Benchmarking
The standalone benchmark runner (benchmark_runner.py) measures raw GPU throughput and streaming I/O overhead.
Usage
python benchmark_runner.py [OPTIONS]
Arguments
| Argument | Type | Default | Description |
|---|---|---|---|
--config | string | config.json | Path to base config |
--steps-no-save | int | 10000 | Iterations for no-save benchmark |
--steps-chunked | int | 1000 | Iterations for chunked benchmark |
--chunk-size | int | 10 | Chunk size for chunked benchmark |
--grid-size | int | 2048 | Phase screen grid size (NxN) |
--num-layers | int | 20 | Number of atmospheric layers |
Two Benchmarks
Benchmark 1: No-Save (Raw GPU Throughput)
Runs simulate_turb_no_save() -- pure GPU computation without any frame storage. Measures the maximum achievable throughput.
python benchmark_runner.py --steps-no-save 5000
Benchmark 2: Chunked (Streaming with I/O)
Runs simulate_turb_streaming() -- GPU computation with double-buffered disk writes. Measures real-world throughput including I/O.

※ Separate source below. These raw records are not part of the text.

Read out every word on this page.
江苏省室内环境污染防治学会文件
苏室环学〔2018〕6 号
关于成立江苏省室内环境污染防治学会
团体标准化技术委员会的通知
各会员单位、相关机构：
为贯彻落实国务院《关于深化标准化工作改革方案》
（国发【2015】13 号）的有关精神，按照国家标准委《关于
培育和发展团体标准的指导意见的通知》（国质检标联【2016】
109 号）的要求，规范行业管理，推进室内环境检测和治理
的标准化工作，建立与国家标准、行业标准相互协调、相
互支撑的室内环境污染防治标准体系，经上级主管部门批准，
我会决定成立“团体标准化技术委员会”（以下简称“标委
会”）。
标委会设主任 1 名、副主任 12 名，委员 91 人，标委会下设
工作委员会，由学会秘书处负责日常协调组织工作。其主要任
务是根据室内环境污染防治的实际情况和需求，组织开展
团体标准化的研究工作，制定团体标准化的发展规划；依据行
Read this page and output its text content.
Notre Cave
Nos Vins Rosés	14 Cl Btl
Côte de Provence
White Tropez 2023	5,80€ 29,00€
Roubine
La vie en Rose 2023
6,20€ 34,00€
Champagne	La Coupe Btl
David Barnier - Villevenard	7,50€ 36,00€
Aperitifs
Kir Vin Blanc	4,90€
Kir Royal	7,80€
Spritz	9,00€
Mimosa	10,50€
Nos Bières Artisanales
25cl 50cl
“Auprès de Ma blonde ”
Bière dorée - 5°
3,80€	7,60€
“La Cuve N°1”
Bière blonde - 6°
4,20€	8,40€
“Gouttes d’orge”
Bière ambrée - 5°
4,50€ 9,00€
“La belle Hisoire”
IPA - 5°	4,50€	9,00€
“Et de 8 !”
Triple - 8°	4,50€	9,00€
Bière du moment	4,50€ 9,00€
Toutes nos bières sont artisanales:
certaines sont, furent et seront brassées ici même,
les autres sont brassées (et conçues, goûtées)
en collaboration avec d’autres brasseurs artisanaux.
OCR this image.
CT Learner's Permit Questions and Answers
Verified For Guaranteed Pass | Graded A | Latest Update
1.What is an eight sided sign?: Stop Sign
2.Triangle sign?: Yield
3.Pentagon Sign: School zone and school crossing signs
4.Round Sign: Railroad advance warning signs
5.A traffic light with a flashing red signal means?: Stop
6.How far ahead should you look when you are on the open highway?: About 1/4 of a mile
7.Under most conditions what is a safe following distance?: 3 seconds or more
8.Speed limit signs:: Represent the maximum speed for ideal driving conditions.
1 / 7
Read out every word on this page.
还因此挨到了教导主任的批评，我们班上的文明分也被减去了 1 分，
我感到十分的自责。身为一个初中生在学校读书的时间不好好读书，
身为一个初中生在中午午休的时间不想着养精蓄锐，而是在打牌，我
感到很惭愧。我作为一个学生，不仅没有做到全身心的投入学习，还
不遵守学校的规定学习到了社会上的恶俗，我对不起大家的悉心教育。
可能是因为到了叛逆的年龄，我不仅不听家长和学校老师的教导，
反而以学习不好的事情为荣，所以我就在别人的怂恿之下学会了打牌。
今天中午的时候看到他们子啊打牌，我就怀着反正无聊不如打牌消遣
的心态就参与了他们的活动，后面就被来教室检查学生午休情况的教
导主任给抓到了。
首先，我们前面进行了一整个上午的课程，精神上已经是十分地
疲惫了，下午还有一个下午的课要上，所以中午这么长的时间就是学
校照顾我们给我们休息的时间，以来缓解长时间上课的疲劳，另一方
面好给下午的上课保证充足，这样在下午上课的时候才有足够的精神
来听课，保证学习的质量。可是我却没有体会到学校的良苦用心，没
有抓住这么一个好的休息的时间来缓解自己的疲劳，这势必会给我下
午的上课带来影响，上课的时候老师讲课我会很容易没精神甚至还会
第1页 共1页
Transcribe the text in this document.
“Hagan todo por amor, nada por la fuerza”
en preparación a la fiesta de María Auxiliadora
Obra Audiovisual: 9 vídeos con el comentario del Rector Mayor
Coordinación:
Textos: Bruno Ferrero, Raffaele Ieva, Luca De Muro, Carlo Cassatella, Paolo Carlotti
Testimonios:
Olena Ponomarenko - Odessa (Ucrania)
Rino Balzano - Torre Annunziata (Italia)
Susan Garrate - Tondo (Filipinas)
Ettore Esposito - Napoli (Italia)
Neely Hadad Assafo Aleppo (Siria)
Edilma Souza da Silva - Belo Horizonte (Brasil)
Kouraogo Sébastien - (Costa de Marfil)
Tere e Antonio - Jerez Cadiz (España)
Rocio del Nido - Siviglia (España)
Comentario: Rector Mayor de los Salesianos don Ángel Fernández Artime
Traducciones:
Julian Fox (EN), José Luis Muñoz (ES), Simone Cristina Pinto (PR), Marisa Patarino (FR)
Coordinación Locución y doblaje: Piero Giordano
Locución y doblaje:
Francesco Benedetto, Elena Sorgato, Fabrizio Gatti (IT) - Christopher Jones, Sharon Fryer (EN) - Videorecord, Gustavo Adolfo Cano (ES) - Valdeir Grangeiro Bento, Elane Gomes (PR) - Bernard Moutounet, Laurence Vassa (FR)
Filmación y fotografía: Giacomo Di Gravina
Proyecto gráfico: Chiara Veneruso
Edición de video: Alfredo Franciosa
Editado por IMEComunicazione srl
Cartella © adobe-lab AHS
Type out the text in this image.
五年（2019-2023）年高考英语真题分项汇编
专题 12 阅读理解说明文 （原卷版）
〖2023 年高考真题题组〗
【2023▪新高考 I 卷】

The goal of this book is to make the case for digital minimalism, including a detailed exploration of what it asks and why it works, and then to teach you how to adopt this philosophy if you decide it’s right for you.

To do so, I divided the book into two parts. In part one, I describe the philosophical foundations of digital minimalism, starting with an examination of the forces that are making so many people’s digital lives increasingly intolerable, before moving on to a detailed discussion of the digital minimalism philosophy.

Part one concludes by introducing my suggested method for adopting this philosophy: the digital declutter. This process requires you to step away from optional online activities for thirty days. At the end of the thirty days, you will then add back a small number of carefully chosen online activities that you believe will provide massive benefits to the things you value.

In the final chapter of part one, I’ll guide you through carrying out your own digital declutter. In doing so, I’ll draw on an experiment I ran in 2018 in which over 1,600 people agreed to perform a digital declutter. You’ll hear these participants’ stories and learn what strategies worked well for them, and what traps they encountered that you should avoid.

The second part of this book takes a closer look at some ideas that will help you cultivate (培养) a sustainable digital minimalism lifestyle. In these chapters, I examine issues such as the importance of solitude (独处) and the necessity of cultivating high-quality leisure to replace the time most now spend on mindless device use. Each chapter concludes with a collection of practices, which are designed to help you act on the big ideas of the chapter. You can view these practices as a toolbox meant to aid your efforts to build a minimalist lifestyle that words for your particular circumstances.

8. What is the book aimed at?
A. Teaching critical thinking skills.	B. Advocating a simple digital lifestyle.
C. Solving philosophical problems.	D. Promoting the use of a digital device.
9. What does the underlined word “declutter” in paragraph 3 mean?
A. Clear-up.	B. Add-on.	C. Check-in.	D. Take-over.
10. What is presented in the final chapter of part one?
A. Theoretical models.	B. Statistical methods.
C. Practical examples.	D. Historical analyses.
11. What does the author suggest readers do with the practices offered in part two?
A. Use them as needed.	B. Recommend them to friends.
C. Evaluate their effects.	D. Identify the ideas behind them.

python benchmark_runner.py --steps-chunked 500 --chunk-size 50
Examples
# Default benchmarks
python benchmark_runner.py
# Custom grid size and layers
python benchmark_runner.py --grid-size 1024 --num-layers 10
# Quick benchmark with fewer steps
python benchmark_runner.py --steps-no-save 1000 --steps-chunked 200
Output
Results are saved to benchmark_results/<timestamp>/:
benchmark_results/
20240115_143022/
no_save_results.json
chunked_results.json
gpu_memory_no_save.png
gpu_memory_chunked.png
timing_comparison.png
peak_memory_comparison.png
benchmark_summary.txt
Summary Report
The benchmark_summary.txt contains:
- Timing: Total time, per-step time, steps/second for each benchmark
- Memory: Peak GPU memory usage
- I/O Overhead: Percentage slowdown from streaming vs. raw GPU
- Conclusions: Which mode is recommended for the tested configuration
Interpreting Results
| Metric | What It Tells You |
|---|---|
| No-save steps/sec | Maximum GPU throughput |
| Chunked steps/sec | Real-world throughput with disk I/O |
| I/O overhead % | How much streaming slows down computation |
| Peak memory (no-save) | Memory needed for pure GPU mode |
| Peak memory (chunked) | Memory needed for streaming mode |
A low I/O overhead (under 5%) indicates that double-buffering is effectively hiding disk latency. Higher overhead suggests the disk is a bottleneck -- consider using an SSD or increasing chunk size.